Ontario's early-learning adviser, Charles Pascal, recommended such programs but the provincial government opted to leave it up to individual school boards whether or not to offer extended-day programs that will be paid for by parents.

As a result, few schools in Ontario will be offering extended-day programs when the first phase of full-day kindergarten begins next month for 35,000 children in about 600 schools.

Robert Fairholm, a partner at the Centre for Spatial Economics and one of the authors of the report, said the extended-day and year-round childcare are needed because children benefit from fewer transitions during the school day, and because the program would make parents' working schedules easier.

Ontario Premier Dalton McGuinty has said he is committed to the full program recommended by Pascal, but focused on the school-day portion of the initiative first because of the province's faltering economy.

Pascal called for an integrated system of early learning for children from conception to age 12 and recommended spending up to $1 billion a year on extending kindergarten to a full day for the province's 250,000 4- and 5-year-olds and another $1.7 billion to upgrade classrooms.

McGuinty however committed only $500 million over the next two years, with the expectation that all schools would offer full-day kindergarten by 2015.

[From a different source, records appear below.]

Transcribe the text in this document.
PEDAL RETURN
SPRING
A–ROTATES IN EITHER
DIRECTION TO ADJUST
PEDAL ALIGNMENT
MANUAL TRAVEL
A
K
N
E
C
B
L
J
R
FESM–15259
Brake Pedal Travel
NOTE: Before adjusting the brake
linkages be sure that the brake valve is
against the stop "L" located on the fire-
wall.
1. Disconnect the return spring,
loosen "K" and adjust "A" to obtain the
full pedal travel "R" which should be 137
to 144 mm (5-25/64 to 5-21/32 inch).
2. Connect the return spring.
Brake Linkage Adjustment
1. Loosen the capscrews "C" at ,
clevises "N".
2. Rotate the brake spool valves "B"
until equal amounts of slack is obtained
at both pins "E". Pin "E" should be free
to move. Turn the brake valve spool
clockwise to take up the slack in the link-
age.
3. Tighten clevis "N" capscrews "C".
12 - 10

School boards say they aren't offering the before- and after-school option because fees of up to $30 a day have made parents reluctant to sign up.

The report looked at earlier studies of the impact of child care on parents' ability to work and on the social, educational and health benefits for children in high quality child care programs.

It is not clear if the lack of extended-day, full-year programs this year is just growing pains or a sign the McGuinty government has switched course in the face of tough economic times, the report says.

If the latter is true, then the government is turning its back on "probably one of the most effective economic stimulus programs it could implement," Fairholm said.